In spite of the challenging science, there are some promising leads to pursue. Drugs that target the molecules involved in the cannabinoid system, which responds to the active ingredients in marijuana, show promise in mouse studies. Another possible drug target is the gene Nav1.7. Some people who carry mutations in this gene perceive no pain, and a study published this year found that a component of tarantula venom targets Nav1.7 and relieves pain in mice. There are also ongoing early stage clinical trials of new drugs that might pull off the trick of only activating mu-opioid receptors to produce pain relief, without the addictive and respiratory suppressive effects of current opioids.
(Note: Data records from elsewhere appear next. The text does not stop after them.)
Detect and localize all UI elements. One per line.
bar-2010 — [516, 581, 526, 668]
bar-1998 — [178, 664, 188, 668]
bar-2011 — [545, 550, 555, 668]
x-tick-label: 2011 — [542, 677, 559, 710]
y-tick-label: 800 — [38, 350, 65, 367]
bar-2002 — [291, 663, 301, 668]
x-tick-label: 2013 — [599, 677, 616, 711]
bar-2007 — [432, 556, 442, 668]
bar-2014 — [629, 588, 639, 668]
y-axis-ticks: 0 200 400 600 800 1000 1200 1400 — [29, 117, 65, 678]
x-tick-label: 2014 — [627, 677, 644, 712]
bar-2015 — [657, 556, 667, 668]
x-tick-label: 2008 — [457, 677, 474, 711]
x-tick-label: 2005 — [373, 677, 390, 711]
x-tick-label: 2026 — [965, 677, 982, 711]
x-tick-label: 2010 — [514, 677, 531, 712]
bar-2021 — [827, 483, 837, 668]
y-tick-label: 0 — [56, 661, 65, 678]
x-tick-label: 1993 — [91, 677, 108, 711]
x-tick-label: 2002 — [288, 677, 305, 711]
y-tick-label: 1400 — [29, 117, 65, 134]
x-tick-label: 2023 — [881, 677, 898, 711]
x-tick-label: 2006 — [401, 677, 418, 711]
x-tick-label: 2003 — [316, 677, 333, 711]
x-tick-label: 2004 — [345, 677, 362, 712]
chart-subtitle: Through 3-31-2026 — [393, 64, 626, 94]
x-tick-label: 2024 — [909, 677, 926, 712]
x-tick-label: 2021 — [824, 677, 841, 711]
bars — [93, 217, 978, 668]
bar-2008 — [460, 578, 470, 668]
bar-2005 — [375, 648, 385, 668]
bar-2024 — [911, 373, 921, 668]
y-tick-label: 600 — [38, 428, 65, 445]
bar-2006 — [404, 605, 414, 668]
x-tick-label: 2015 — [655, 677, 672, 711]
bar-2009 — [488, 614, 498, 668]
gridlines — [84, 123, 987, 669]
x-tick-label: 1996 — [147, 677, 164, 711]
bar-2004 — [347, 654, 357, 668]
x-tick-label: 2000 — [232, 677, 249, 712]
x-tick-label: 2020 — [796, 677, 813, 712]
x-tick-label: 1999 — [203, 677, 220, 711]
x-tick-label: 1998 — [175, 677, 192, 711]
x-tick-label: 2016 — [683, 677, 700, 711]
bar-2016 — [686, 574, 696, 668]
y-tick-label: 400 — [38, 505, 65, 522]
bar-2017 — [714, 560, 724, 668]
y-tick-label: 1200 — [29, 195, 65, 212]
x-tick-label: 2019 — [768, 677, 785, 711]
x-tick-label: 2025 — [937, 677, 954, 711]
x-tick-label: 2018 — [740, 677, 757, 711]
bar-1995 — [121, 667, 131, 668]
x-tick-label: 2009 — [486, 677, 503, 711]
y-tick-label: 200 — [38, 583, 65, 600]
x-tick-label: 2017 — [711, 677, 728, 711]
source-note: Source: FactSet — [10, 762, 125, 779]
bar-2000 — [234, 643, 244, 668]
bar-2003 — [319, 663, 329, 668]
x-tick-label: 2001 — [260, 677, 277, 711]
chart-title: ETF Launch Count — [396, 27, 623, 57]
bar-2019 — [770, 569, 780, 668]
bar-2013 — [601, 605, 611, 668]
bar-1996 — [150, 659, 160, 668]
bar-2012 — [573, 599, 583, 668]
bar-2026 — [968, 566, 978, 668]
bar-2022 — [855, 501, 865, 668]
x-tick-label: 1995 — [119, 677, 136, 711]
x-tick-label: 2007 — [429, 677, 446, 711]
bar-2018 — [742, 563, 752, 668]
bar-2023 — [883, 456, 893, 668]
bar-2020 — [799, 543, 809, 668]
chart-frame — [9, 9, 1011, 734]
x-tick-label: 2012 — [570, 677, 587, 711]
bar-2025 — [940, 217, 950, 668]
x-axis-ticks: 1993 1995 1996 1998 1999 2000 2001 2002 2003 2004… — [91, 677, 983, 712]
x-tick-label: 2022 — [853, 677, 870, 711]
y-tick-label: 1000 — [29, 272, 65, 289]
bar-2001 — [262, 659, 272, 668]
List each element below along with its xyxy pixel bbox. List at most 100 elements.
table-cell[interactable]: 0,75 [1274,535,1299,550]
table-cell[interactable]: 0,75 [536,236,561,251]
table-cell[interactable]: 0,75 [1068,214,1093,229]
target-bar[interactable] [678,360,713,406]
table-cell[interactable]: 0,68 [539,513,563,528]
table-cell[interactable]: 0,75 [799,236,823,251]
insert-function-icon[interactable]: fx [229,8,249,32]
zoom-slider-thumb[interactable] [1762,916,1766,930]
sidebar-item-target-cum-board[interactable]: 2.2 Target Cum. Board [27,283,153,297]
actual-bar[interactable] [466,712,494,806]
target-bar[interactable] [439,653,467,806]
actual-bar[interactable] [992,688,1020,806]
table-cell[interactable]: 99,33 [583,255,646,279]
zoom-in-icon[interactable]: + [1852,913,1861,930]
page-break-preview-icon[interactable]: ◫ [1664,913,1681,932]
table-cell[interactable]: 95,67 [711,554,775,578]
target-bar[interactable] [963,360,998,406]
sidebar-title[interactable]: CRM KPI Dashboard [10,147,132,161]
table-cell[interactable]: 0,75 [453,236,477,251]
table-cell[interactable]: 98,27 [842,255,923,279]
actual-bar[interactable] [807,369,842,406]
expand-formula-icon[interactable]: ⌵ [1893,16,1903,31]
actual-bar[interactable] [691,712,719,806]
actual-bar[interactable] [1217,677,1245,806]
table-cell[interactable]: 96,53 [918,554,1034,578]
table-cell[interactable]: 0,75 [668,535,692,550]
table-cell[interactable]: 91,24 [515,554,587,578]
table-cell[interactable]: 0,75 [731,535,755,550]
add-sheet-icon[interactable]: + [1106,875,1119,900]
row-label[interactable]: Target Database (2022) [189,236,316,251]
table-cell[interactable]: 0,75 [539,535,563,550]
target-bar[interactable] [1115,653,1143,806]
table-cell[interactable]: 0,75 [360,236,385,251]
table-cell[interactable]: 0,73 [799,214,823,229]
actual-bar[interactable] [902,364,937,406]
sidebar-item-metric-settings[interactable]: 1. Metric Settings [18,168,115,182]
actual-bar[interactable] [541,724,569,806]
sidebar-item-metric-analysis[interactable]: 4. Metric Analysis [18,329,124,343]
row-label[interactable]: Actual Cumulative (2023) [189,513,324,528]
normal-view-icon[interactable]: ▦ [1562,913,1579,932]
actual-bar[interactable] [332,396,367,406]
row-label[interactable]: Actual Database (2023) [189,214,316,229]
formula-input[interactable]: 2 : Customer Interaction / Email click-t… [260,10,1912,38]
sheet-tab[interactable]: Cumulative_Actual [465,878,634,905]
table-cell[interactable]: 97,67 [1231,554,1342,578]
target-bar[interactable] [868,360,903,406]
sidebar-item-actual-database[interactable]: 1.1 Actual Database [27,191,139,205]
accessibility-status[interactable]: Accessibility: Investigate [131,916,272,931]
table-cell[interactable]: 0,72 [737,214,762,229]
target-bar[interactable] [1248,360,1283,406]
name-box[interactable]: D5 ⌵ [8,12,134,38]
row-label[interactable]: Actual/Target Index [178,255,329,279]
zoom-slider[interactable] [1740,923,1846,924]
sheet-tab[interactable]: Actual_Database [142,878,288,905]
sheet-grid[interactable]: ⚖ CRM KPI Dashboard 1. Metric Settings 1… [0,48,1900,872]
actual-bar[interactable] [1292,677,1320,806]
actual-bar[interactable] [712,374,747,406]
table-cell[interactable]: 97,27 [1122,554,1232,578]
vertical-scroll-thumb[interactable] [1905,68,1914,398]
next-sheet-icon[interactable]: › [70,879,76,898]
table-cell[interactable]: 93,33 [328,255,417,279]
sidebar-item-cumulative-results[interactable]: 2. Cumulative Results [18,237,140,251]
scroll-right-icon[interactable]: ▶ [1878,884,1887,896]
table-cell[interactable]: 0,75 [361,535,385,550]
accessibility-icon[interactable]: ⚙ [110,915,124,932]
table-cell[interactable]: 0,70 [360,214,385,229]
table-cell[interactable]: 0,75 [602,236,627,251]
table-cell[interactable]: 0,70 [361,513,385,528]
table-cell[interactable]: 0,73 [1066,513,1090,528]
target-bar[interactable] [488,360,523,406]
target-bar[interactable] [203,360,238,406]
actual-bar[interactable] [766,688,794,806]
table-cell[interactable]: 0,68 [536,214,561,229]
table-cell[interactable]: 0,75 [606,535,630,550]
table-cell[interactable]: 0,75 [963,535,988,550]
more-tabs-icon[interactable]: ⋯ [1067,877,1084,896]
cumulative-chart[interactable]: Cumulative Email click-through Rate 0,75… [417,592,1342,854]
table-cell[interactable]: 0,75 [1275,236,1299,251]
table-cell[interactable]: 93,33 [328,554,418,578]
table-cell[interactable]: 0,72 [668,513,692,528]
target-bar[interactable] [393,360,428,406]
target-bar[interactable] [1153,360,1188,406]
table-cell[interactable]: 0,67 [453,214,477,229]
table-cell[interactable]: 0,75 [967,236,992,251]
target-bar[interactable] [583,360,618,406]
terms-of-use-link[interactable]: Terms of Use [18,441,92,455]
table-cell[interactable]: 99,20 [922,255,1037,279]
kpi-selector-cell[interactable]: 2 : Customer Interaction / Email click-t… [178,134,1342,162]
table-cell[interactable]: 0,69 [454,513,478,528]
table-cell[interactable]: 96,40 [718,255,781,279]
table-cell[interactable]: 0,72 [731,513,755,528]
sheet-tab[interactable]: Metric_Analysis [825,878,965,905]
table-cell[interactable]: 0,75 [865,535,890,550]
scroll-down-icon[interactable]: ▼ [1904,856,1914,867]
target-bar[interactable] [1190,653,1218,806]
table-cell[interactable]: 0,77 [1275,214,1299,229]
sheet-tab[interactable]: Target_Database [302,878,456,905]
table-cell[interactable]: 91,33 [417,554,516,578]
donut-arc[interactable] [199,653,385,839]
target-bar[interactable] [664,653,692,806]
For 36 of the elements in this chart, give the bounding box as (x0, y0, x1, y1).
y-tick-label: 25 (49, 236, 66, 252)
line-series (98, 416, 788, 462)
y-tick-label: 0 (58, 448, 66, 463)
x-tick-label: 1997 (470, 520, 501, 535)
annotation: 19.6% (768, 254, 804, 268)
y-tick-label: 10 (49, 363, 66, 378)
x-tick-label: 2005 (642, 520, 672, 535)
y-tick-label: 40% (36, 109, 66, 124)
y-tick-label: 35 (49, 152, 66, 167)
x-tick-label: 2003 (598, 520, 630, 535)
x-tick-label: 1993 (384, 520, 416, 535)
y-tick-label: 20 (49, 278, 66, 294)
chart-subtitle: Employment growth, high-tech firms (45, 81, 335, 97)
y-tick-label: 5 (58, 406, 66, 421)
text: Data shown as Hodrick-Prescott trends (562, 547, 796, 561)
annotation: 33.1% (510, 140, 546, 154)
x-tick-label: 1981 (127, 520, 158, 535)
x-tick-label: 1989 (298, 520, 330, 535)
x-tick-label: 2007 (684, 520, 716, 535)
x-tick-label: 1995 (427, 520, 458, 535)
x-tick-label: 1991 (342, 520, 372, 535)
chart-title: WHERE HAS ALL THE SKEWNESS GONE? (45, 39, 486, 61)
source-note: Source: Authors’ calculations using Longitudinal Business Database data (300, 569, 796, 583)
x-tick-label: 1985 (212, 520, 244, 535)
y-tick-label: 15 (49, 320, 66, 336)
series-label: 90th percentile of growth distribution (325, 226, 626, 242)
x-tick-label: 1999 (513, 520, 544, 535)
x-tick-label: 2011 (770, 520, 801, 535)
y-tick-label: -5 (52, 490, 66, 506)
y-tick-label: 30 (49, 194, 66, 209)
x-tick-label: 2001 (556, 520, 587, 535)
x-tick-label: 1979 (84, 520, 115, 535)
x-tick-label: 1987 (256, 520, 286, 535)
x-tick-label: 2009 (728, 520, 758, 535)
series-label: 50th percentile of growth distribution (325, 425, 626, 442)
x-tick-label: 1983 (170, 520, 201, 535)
Most pain drugs on the market today are, in one way or another, based on pain-relieving substances that humans have been using for millennia. The ancient Greeks used both opium and salicylate (which is chemically related to aspirin). With science, we’ve improved these basic painkillers over the past two centuries. With enough public and private investment, there is no reason why this progress can’t continue, or even lead to fundamentally new ways of treating pain. “As we have seen repeatedly in the history of medicine, science is one of the strongest allies in resolving public health crises,” Volkow and Collins write in their report. “Ending the opioid epidemic will not be any different.”